Modeling of heat transfer processes for controls applications requires that the modeler make a set of assumptions that strikes a balance between accuracy and simulation run time. Common points of consideration include choosing the appropriate dimension of the model, the importance of transient effects, numerical and temporal discretization, etc. The results of these decisions directly impact the speed and accuracy of the model. It can be useful for the modeler to build a framework containing a set of models for a given system where each model contains a different set assumptions. This allows for easy comparison of different classes of models and aids in the decision process for selecting the model that best fits the needs of the user.
This work takes the modeling of an open-flame hearth furnace as a case study and examines the implications of different modeling simplifications. This scenario is similar to plug-flow reactors (PFRs) and continuous stirred-tank reactors (CSTRs) in that reactions are occurring in a chamber where mass is flowing in to and out of the system. Modeling of these systems focuses on the concentration of the reactants, whereas the hearth furnace model seeks to capture the heat transfer to the work-piece and walls. Numerous models of PRFs and CSTRs exist in literature as well as several open-fire furnace models using Hottel’s zone method. This work builds off of these modeling techniques by testing several types of models for speed and accuracy.

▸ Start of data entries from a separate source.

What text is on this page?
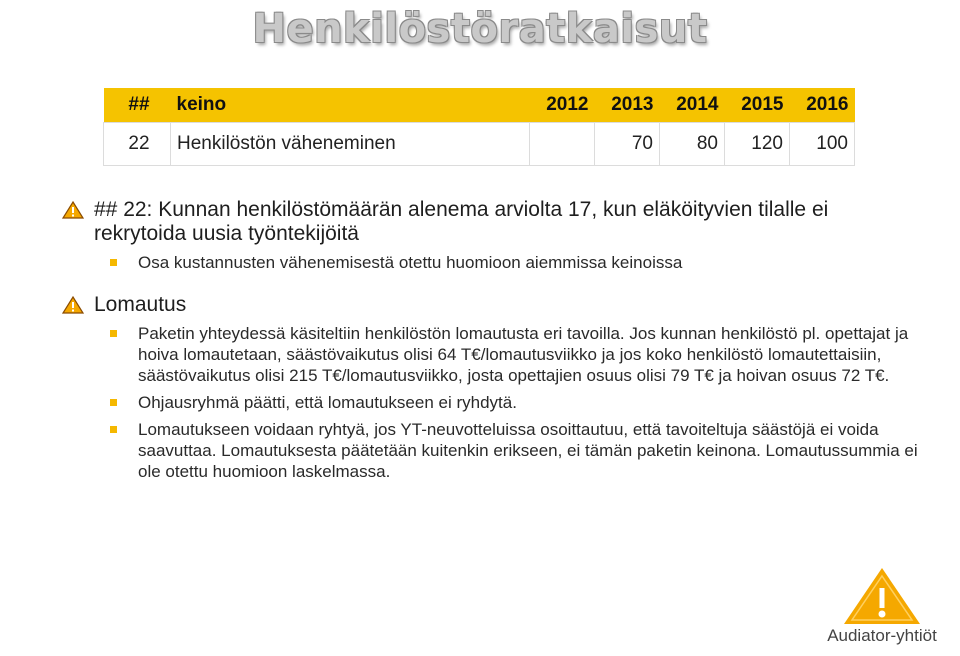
Henkilöstöratkaisut
##	keino	2012	2013	2014	2015	2016
22	Henkilöstön väheneminen		70	80	120	100
## 22: Kunnan henkilöstömäärän alenema arviolta 17, kun eläköityvien tilalle ei rekrytoida uusia työntekijöitä
Osa kustannusten vähenemisestä otettu huomioon aiemmissa keinoissa
Lomautus
Paketin yhteydessä käsiteltiin henkilöstön lomautusta eri tavoilla. Jos kunnan henkilöstö pl. opettajat ja hoiva lomautetaan, säästövaikutus olisi 64 T€/lomautusviikko ja jos koko henkilöstö lomautettaisiin, säästövaikutus olisi 215 T€/lomautusviikko, josta opettajien osuus olisi 79 T€ ja hoivan osuus 72 T€.
Ohjausryhmä päätti, että lomautukseen ei ryhdytä.
Lomautukseen voidaan ryhtyä, jos YT-neuvotteluissa osoittautuu, että tavoiteltuja säästöjä ei voida saavuttaa. Lomautuksesta päätetään kuitenkin erikseen, ei tämän paketin keinona. Lomautussummia ei ole otettu huomioon laskelmassa.
Audiator-yhtiöt
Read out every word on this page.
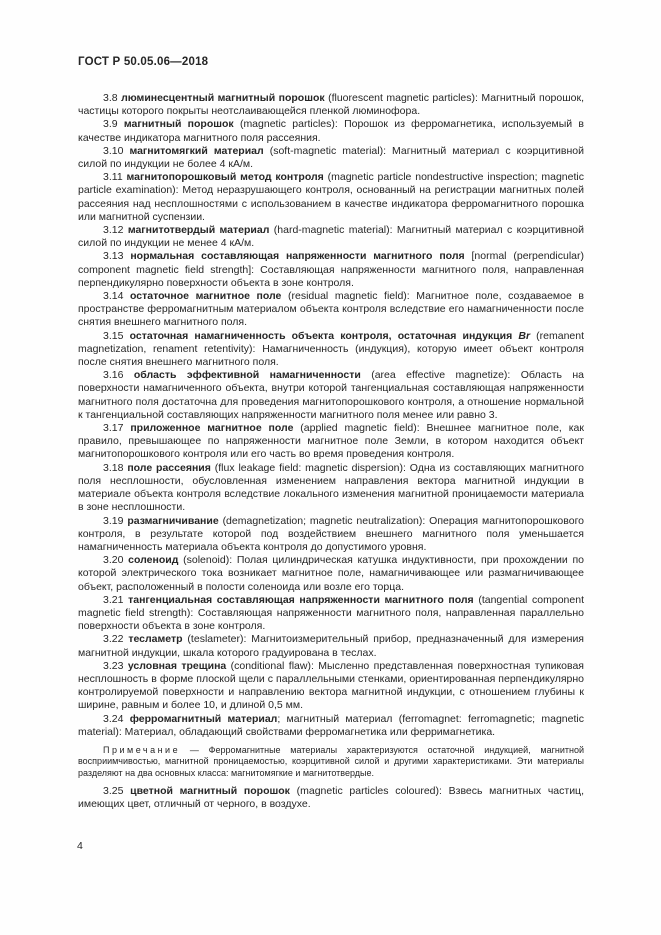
ГОСТ Р 50.05.06—2018

3.8 люминесцентный магнитный порошок (fluorescent magnetic particles): Магнитный порошок, частицы которого покрыты неотслаивающейся пленкой люминофора.

3.9 магнитный порошок (magnetic particles): Порошок из ферромагнетика, используемый в качестве индикатора магнитного поля рассеяния.

3.10 магнитомягкий материал (soft-magnetic material): Магнитный материал с коэрцитивной силой по индукции не более 4 кА/м.

3.11 магнитопорошковый метод контроля (magnetic particle nondestructive inspection; magnetic particle examination): Метод неразрушающего контроля, основанный на регистрации магнитных полей рассеяния над несплошностями с использованием в качестве индикатора ферромагнитного порошка или магнитной суспензии.

3.12 магнитотвердый материал (hard-magnetic material): Магнитный материал с коэрцитивной силой по индукции не менее 4 кА/м.

3.13 нормальная составляющая напряженности магнитного поля [normal (perpendicular) component magnetic field strength]: Составляющая напряженности магнитного поля, направленная перпендикулярно поверхности объекта в зоне контроля.

3.14 остаточное магнитное поле (residual magnetic field): Магнитное поле, создаваемое в пространстве ферромагнитным материалом объекта контроля вследствие его намагниченности после снятия внешнего магнитного поля.

3.15 остаточная намагниченность объекта контроля, остаточная индукция Br (remanent magnetization, renament retentivity): Намагниченность (индукция), которую имеет объект контроля после снятия внешнего магнитного поля.

3.16 область эффективной намагниченности (area effective magnetize): Область на поверхности намагниченного объекта, внутри которой тангенциальная составляющая напряженности магнитного поля достаточна для проведения магнитопорошкового контроля, а отношение нормальной к тангенциальной составляющих напряженности магнитного поля менее или равно 3.

3.17 приложенное магнитное поле (applied magnetic field): Внешнее магнитное поле, как правило, превышающее по напряженности магнитное поле Земли, в котором находится объект магнитопорошкового контроля или его часть во время проведения контроля.

3.18 поле рассеяния (flux leakage field: magnetic dispersion): Одна из составляющих магнитного поля несплошности, обусловленная изменением направления вектора магнитной индукции в материале объекта контроля вследствие локального изменения магнитной проницаемости материала в зоне несплошности.

3.19 размагничивание (demagnetization; magnetic neutralization): Операция магнитопорошкового контроля, в результате которой под воздействием внешнего магнитного поля уменьшается намагниченность материала объекта контроля до допустимого уровня.

3.20 соленоид (solenoid): Полая цилиндрическая катушка индуктивности, при прохождении по которой электрического тока возникает магнитное поле, намагничивающее или размагничивающее объект, расположенный в полости соленоида или возле его торца.

3.21 тангенциальная составляющая напряженности магнитного поля (tangential component magnetic field strength): Составляющая напряженности магнитного поля, направленная параллельно поверхности объекта в зоне контроля.

3.22 тесламетр (teslameter): Магнитоизмерительный прибор, предназначенный для измерения магнитной индукции, шкала которого градуирована в теслах.

3.23 условная трещина (conditional flaw): Мысленно представленная поверхностная тупиковая несплошность в форме плоской щели с параллельными стенками, ориентированная перпендикулярно контролируемой поверхности и направлению вектора магнитной индукции, с отношением глубины к ширине, равным и более 10, и длиной 0,5 мм.

3.24 ферромагнитный материал; магнитный материал (ferromagnet: ferromagnetic; magnetic material): Материал, обладающий свойствами ферромагнетика или ферримагнетика.

Примечание — Ферромагнитные материалы характеризуются остаточной индукцией, магнитной восприимчивостью, магнитной проницаемостью, коэрцитивной силой и другими характеристиками. Эти материалы разделяют на два основных класса: магнитомягкие и магнитотвердые.

3.25 цветной магнитный порошок (magnetic particles coloured): Взвесь магнитных частиц, имеющих цвет, отличный от черного, в воздухе.

4
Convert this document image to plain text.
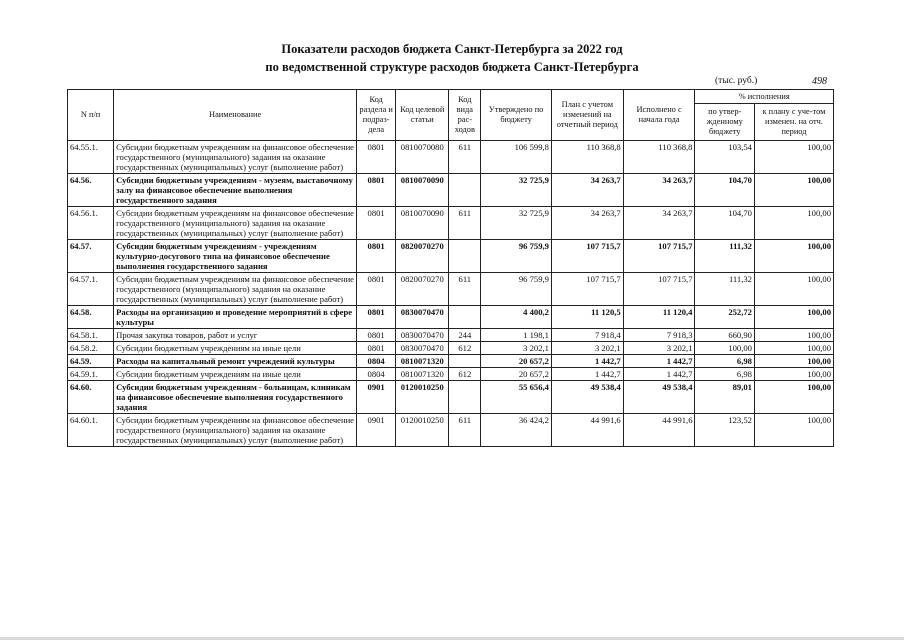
Показатели расходов бюджета Санкт-Петербурга за 2022 год
по ведомственной структуре расходов бюджета Санкт-Петербурга
(тыс. руб.)	498
N п/п	Наименование	Код раздела и подраз-дела	Код целевой статьи	Код вида рас-ходов	Утверждено по бюджету	План с учетом изменений на отчетный период	Исполнено с начала года	% исполнения	
								по утвер-жденному бюджету	к плану с уче-том изменен. на отч. период
64.55.1.	Субсидии бюджетным учреждениям на финансовое обеспечение государственного (муниципального) задания на оказание государственных (муниципальных) услуг (выполнение работ)	0801	0810070080	611	106 599,8	110 368,8	110 368,8	103,54	100,00
64.56.	Субсидии бюджетным учреждениям - музеям, выставочному залу на финансовое обеспечение выполнения государственного задания	0801	0810070090		32 725,9	34 263,7	34 263,7	104,70	100,00
64.56.1.	Субсидии бюджетным учреждениям на финансовое обеспечение государственного (муниципального) задания на оказание государственных (муниципальных) услуг (выполнение работ)	0801	0810070090	611	32 725,9	34 263,7	34 263,7	104,70	100,00
64.57.	Субсидии бюджетным учреждениям - учреждениям культурно-досугового типа на финансовое обеспечение выполнения государственного задания	0801	0820070270		96 759,9	107 715,7	107 715,7	111,32	100,00
64.57.1.	Субсидии бюджетным учреждениям на финансовое обеспечение государственного (муниципального) задания на оказание государственных (муниципальных) услуг (выполнение работ)	0801	0820070270	611	96 759,9	107 715,7	107 715,7	111,32	100,00
64.58.	Расходы на организацию и проведение мероприятий в сфере культуры	0801	0830070470		4 400,2	11 120,5	11 120,4	252,72	100,00
64.58.1.	Прочая закупка товаров, работ и услуг	0801	0830070470	244	1 198,1	7 918,4	7 918,3	660,90	100,00
64.58.2.	Субсидии бюджетным учреждениям на иные цели	0801	0830070470	612	3 202,1	3 202,1	3 202,1	100,00	100,00
64.59.	Расходы на капитальный ремонт учреждений культуры	0804	0810071320		20 657,2	1 442,7	1 442,7	6,98	100,00
64.59.1.	Субсидии бюджетным учреждениям на иные цели	0804	0810071320	612	20 657,2	1 442,7	1 442,7	6,98	100,00
64.60.	Субсидии бюджетным учреждениям - больницам, клиникам на финансовое обеспечение выполнения государственного задания	0901	0120010250		55 656,4	49 538,4	49 538,4	89,01	100,00
64.60.1.	Субсидии бюджетным учреждениям на финансовое обеспечение государственного (муниципального) задания на оказание государственных (муниципальных) услуг (выполнение работ)	0901	0120010250	611	36 424,2	44 991,6	44 991,6	123,52	100,00
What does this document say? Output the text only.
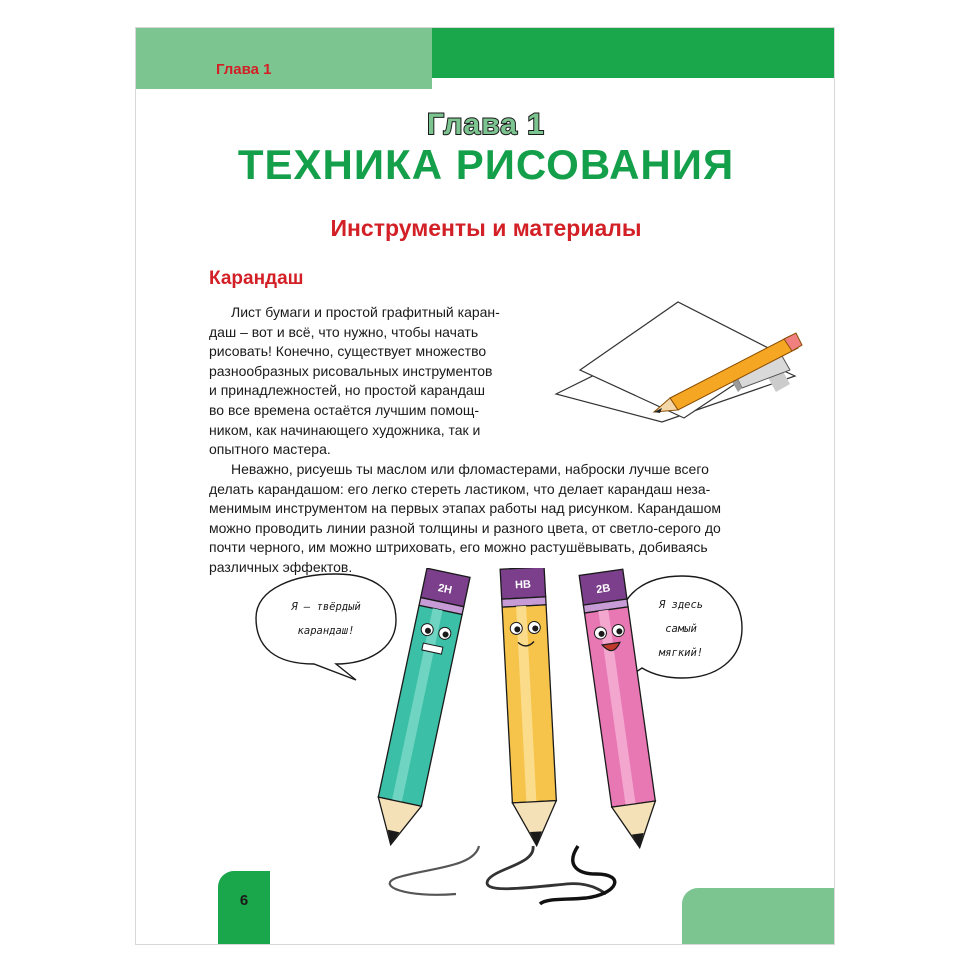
Глава 1
Глава 1
ТЕХНИКА РИСОВАНИЯ
Инструменты и материалы
Карандаш
Лист бумаги и простой графитный каран-
даш – вот и всё, что нужно, чтобы начать
рисовать! Конечно, существует множество
разнообразных рисовальных инструментов
и принадлежностей, но простой карандаш
во все времена остаётся лучшим помощ-
ником, как начинающего художника, так и
опытного мастера.
Неважно, рисуешь ты маслом или фломастерами, наброски лучше всего
делать карандашом: его легко стереть ластиком, что делает карандаш неза-
менимым инструментом на первых этапах работы над рисунком. Карандашом
можно проводить линии разной толщины и разного цвета, от светло-серого до
почти черного, им можно штриховать, его можно растушёвывать, добиваясь
различных эффектов.
Я – твёрдый
карандаш!
Я здесь
самый
мягкий!
2H	HB	2B
6
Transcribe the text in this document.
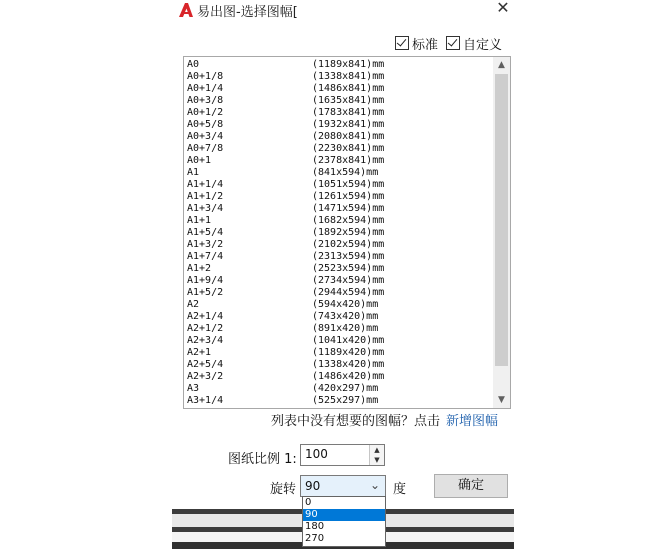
易出图-选择图幅[	✕
标准 自定义
A0	(1189x841)mm
A0+1/8	(1338x841)mm
A0+1/4	(1486x841)mm
A0+3/8	(1635x841)mm
A0+1/2	(1783x841)mm
A0+5/8	(1932x841)mm
A0+3/4	(2080x841)mm
A0+7/8	(2230x841)mm
A0+1	(2378x841)mm
A1	(841x594)mm
A1+1/4	(1051x594)mm
A1+1/2	(1261x594)mm
A1+3/4	(1471x594)mm
A1+1	(1682x594)mm
A1+5/4	(1892x594)mm
A1+3/2	(2102x594)mm
A1+7/4	(2313x594)mm
A1+2	(2523x594)mm
A1+9/4	(2734x594)mm
A1+5/2	(2944x594)mm
A2	(594x420)mm
A2+1/4	(743x420)mm
A2+1/2	(891x420)mm
A2+3/4	(1041x420)mm
A2+1	(1189x420)mm
A2+5/4	(1338x420)mm
A2+3/2	(1486x420)mm
A3	(420x297)mm
A3+1/4	(525x297)mm
▲
▼
列表中没有想要的图幅？点击 新增图幅
图纸比例 1: 100	▲
▼
旋转 90	⌄ 度	确定
0
90
180
270
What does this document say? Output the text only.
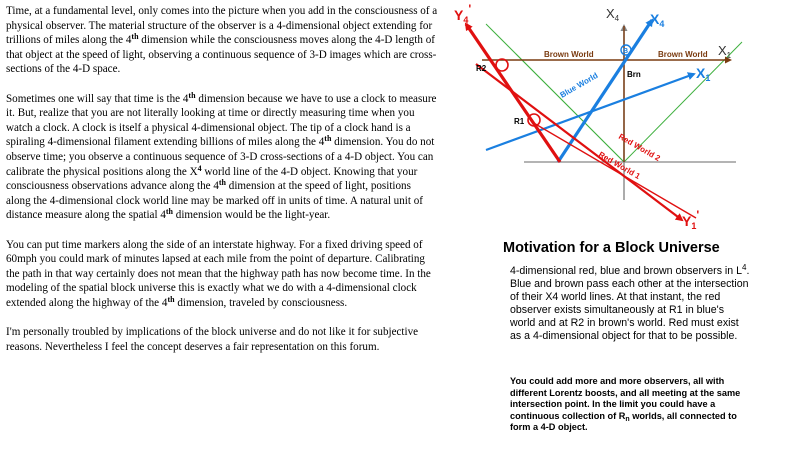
Time, at a fundamental level, only comes into the picture when you add in the consciousness of a physical observer. The material structure of the observer is a 4-dimensional object extending for trillions of miles along the 4th dimension while the consciousness moves along the 4-D length of that object at the speed of light, observing a continuous sequence of 3-D images which are cross-sections of the 4-D space.

Sometimes one will say that time is the 4th dimension because we have to use a clock to measure it. But, realize that you are not literally looking at time or directly measuring time when you watch a clock. A clock is itself a physical 4-dimensional object. The tip of a clock hand is a spiraling 4-dimensional filament extending billions of miles along the 4th dimension. You do not observe time; you observe a continuous sequence of 3-D cross-sections of a 4-D object. You can calibrate the physical positions along the $X^4$ world line of the 4-D object. Knowing that your consciousness observations advance along the 4th dimension at the speed of light, positions along the 4-dimensional clock world line may be marked off in units of time. A natural unit of distance measure along the spatial 4th dimension would be the light-year.

You can put time markers along the side of an interstate highway. For a fixed driving speed of 60mph you could mark of minutes lapsed at each mile from the point of departure. Calibrating the path in that way certainly does not mean that the highway path has now become time. In the modeling of the spatial block universe this is exactly what we do with a 4-dimensional clock extended along the highway of the 4th dimension, traveled by consciousness.

I'm personally troubled by implications of the block universe and do not like it for subjective reasons. Nevertheless I feel the concept deserves a fair representation on this forum.

$Y_4'$	$X_4$ $X_4$
$X_1$
$X_1$
$Y_1'$
Brown World	Brown World
Blue World
Red World 2
Red World 1
R2
R1
B
Brn
Motivation for a Block Universe
4-dimensional red, blue and brown observers in $L^4$. Blue and brown pass each other at the intersection of their X4 world lines. At that instant, the red observer exists simultaneously at R1 in blue's world and at R2 in brown's world. Red must exist as a 4-dimensional object for that to be possible.
You could add more and more observers, all with different Lorentz boosts, and all meeting at the same intersection point. In the limit you could have a continuous collection of $R_n$ worlds, all connected to form a 4-D object.
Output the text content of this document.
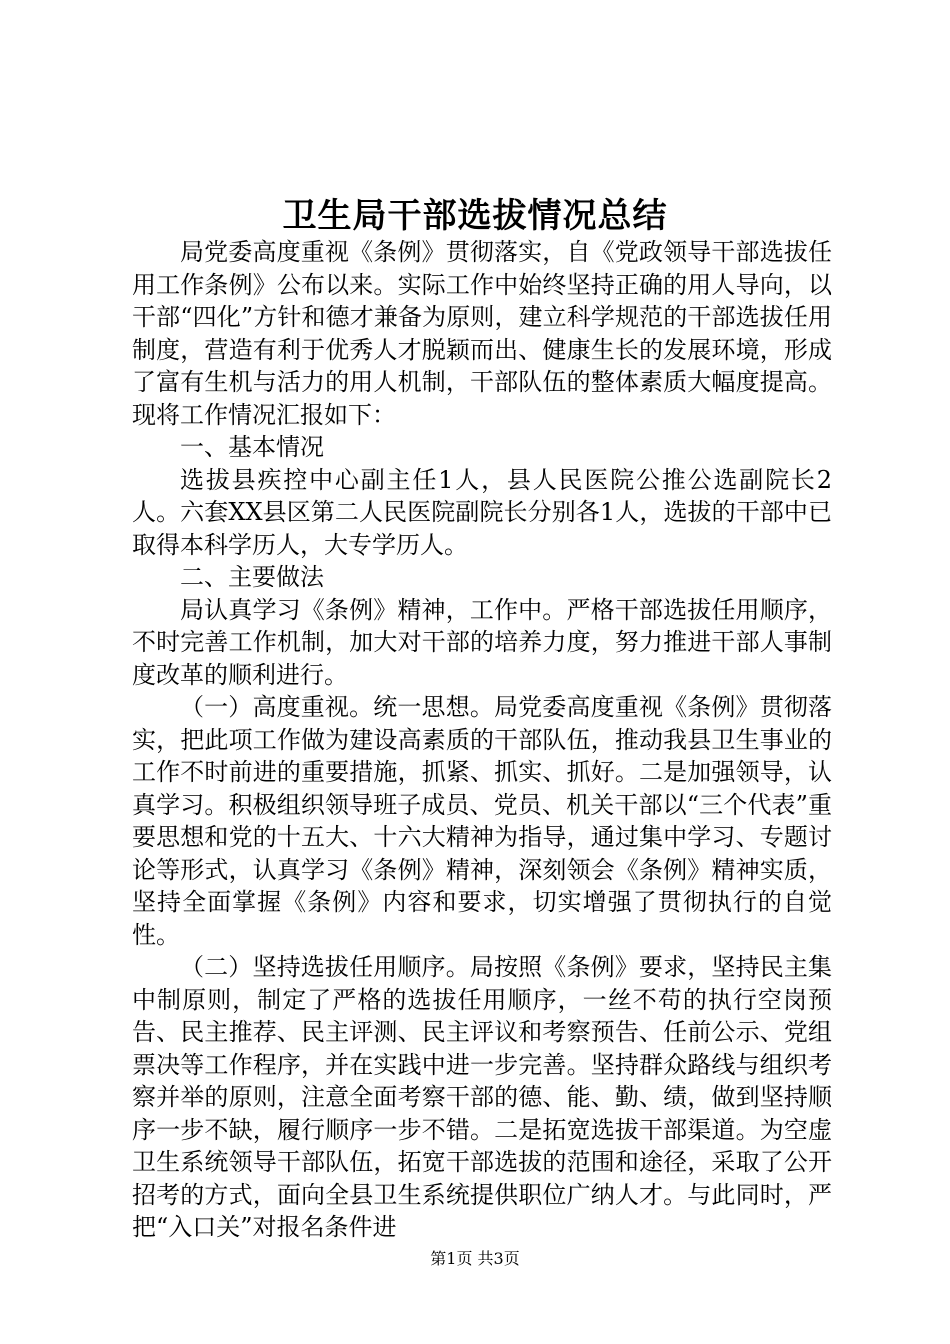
卫生局干部选拔情况总结

局党委高度重视《条例》贯彻落实，自《党政领导干部选拔任用工作条例》公布以来。实际工作中始终坚持正确的用人导向，以干部“四化”方针和德才兼备为原则，建立科学规范的干部选拔任用制度，营造有利于优秀人才脱颖而出、健康生长的发展环境，形成了富有生机与活力的用人机制，干部队伍的整体素质大幅度提高。现将工作情况汇报如下：

一、基本情况

选拔县疾控中心副主任1人，县人民医院公推公选副院长2人。六套XX县区第二人民医院副院长分别各1人，选拔的干部中已取得本科学历人，大专学历人。

二、主要做法

局认真学习《条例》精神，工作中。严格干部选拔任用顺序，不时完善工作机制，加大对干部的培养力度，努力推进干部人事制度改革的顺利进行。

（一）高度重视。统一思想。局党委高度重视《条例》贯彻落实，把此项工作做为建设高素质的干部队伍，推动我县卫生事业的工作不时前进的重要措施，抓紧、抓实、抓好。二是加强领导，认真学习。积极组织领导班子成员、党员、机关干部以“三个代表”重要思想和党的十五大、十六大精神为指导，通过集中学习、专题讨论等形式，认真学习《条例》精神，深刻领会《条例》精神实质，坚持全面掌握《条例》内容和要求，切实增强了贯彻执行的自觉性。

（二）坚持选拔任用顺序。局按照《条例》要求，坚持民主集中制原则，制定了严格的选拔任用顺序，一丝不苟的执行空岗预告、民主推荐、民主评测、民主评议和考察预告、任前公示、党组票决等工作程序，并在实践中进一步完善。坚持群众路线与组织考察并举的原则，注意全面考察干部的德、能、勤、绩，做到坚持顺序一步不缺，履行顺序一步不错。二是拓宽选拔干部渠道。为空虚卫生系统领导干部队伍，拓宽干部选拔的范围和途径，采取了公开招考的方式，面向全县卫生系统提供职位广纳人才。与此同时，严把“入口关”对报名条件进

第1页 共3页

Both steady-state and transient operation are considered and each of the different heat transfer phenomena are modeled in varying dimensions. The open-flame environment inside the furnace produces gases that participate in radiative heat transfer for which there are a number of different models. The P1 approximation to the method of spherical harmonics is used, both in three dimensions and a simplification to one dimensional radiation. The flow of gases inside the furnace is considered to be plug flow with a series of burners injecting hot gases along the length of the furnace. Conduction to the walls and work-piece occurs at much longer time scales than convection, i.e. the combustion gases are moving through the furnace much faster than the characteristic thermal response time of the walls and work-pieces (τgas ≪ τwall). This brings the modeler to the question of how to model transient effects at such disparate time scales. A model is posited that is a combination of quasi-steady radiative heat transfer, transient fluid evolution, and lumped transient conduction. This formulation takes advantage of the disparity in time scales to take large steps in time when solving the radiation equation while solving the energy equation at each time step for the internal gas control volumes. This model is then compared on the grounds of speed and accuracy to the more traditional explicit advancement of a consistent time step in both the gas energy balance and radiative transfer solution.